Given an m x n 2D binary grid grid which represents a map of '1's \((land)\) and '0's \((water)\), return the number of islands.

An island is surrounded by water and is formed by connecting adjacent lands horizontally or vertically. You may assume all four edges of the grid are all surrounded by water.

Example 1:

Input: grid = [
  ["1","1","1","1","0"],
  ["1","1","0","1","0"],
  ["1","1","0","0","0"],
  ["0","0","0","0","0"]
]
Output: 1

Example 2:

Input: grid = [
  ["1","1","0","0","0"],
  ["1","1","0","0","0"],
  ["0","0","1","0","0"],
  ["0","0","0","1","1"]
]
Output: 3

Constraints:

m == grid.length
n == grid[i].length
1 <= m, n <= 300
grid[i][j] is '0' or '1'.

Solutions 🔒

Approach: BFS on Grid/Maze/2D Matrix

Time complexity: \(O(mn)\), where \(m\) is the number of rows and \(n\) is the number of columns in the grid.
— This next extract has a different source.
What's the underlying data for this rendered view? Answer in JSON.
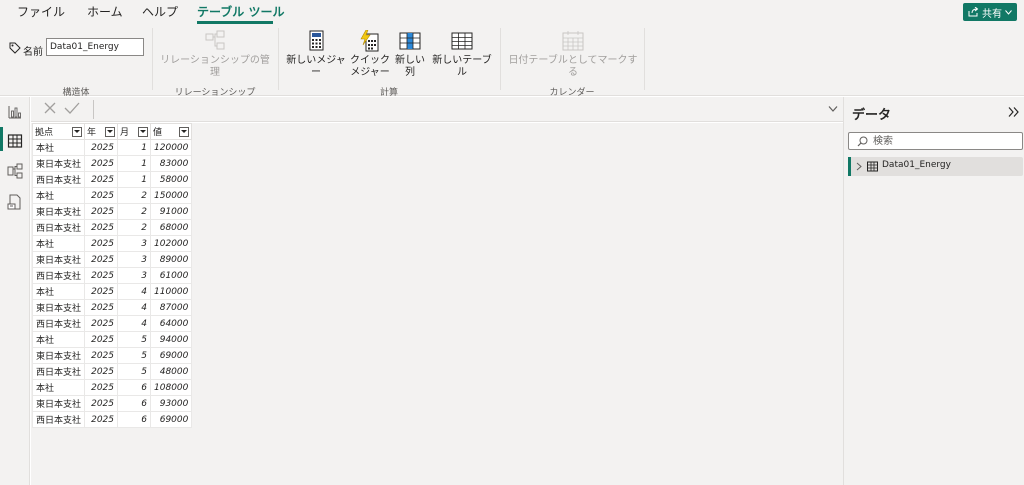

Space complexity: \(O(min(m,n))\)

When Input modification is not allowed

Python

from collections import deque

class Solution:
    def numIslands(self, grid: List[List[str]]) -> int:
        rows = len(grid)
        cols = len(grid[0])
        visited = set()
        totalIslands = 0
        directions = [(0, 1), (0, -1), (1, 0), (-1, 0)]
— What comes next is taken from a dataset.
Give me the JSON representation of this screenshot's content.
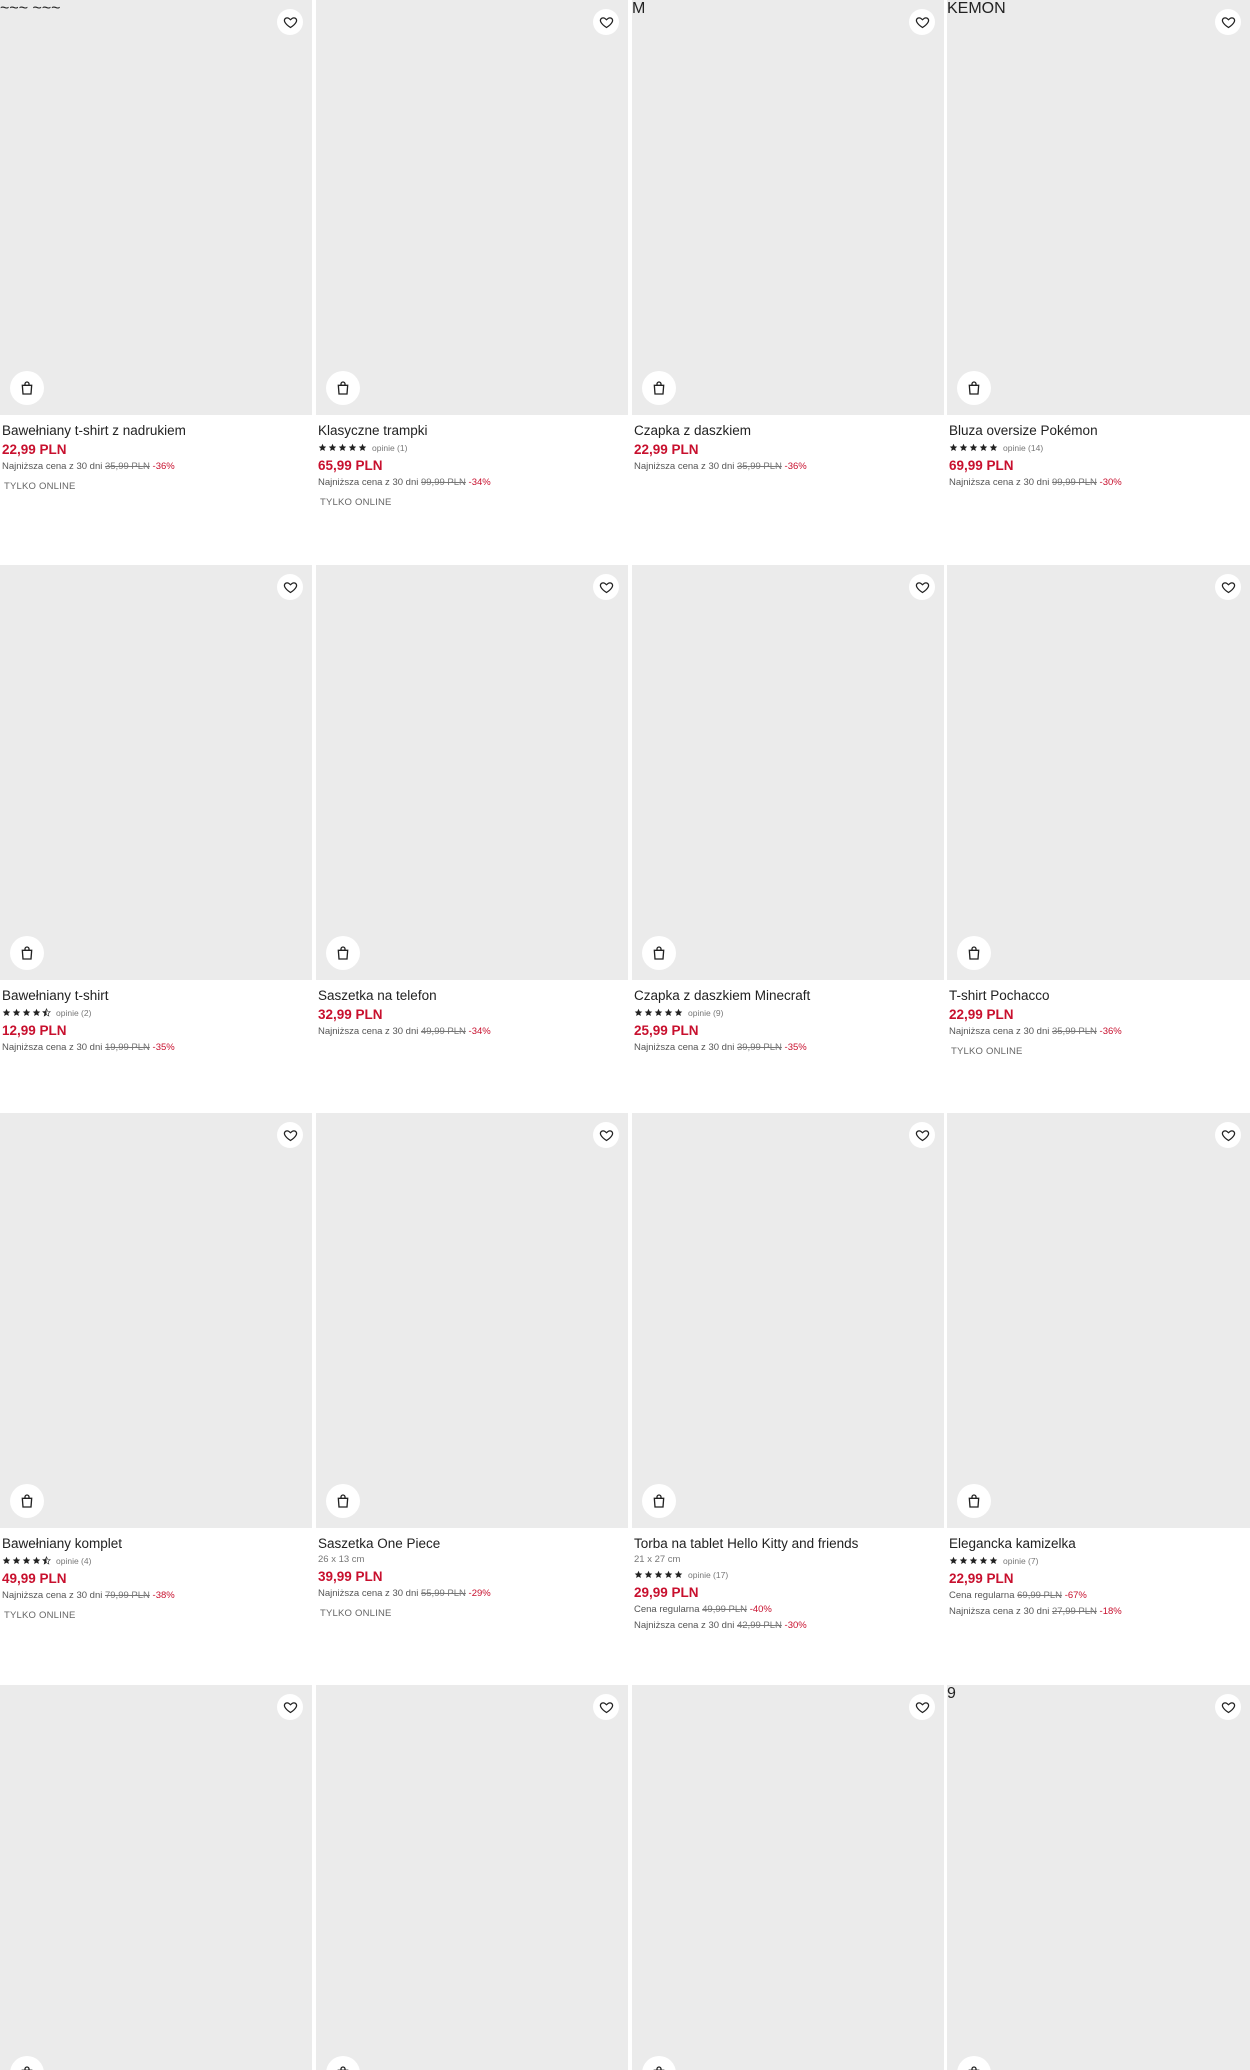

        def bfs(i, j) -> None:
            # add cell in the queue to process
            q = deque([(i, j)])
            # mark the cell as visited
            visited.add((i, j))
            while q:
                row, col = q.popleft()
                # explore in 4 directions
                for di, dj in directions:
                    nr = row + di
                    nc = col + dj

                    if 0 <= nr < rows and 0 <= nc < cols:  # within the boundaries
                        if grid[nr][nc] == "1" and (nr, nc) not in visited:
                            # check if its a land and is not visited then add it to queue and mark it as visited
                            visited.add((nr, nc))
                            q.append((nr, nc))
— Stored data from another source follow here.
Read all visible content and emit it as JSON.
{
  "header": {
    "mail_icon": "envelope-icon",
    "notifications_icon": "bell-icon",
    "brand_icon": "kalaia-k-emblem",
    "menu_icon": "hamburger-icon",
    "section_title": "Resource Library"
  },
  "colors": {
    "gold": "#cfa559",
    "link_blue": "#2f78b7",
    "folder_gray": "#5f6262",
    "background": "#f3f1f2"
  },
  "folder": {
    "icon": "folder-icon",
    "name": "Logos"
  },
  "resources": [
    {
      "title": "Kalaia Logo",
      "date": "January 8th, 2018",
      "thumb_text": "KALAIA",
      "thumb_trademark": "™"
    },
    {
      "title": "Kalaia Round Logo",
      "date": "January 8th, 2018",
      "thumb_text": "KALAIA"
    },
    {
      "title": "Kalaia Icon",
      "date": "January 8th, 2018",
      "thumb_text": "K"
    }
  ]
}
        for r in range(rows):
            for c in range(cols):
                if grid[r][c] == "1" and (r, c) not in visited:
                    totalIslands += 1
                    bfs(r, c)

        return totalIslands

Modify

Replace the following in above BFS algorithm, when you can modify input

- visited = set()

- visited.add((i, j))
+ grid[r][c] = "v"

- visited.add((nr, nc))
+ grid[nr][nc] = "v"

Quick tip

Don't go for DFS Stick to BFS
Interviewers do not want you to modify the input array
Stick to BFS for interviews

Approach: DFS on Grid/Maze/2D Matrix

Time complexity: \(O(mn)\)

Space complexity: \(O(mn)\)

When input modification is allowed

Algorithm

To solve this problem, we'll use a depth-first search (DFS).

We'll iterate through each cell in the grid.

When we find a '1', we'll mark it as visited and explore all adjacent land cells using DFS. This process counts as one island. We'll do this for all cells in the grid.

The time complexity of this solution is \(O(m \cdot n)\), where m is the number of rows and n is the number of columns in the grid. That’s because we visit each cell once.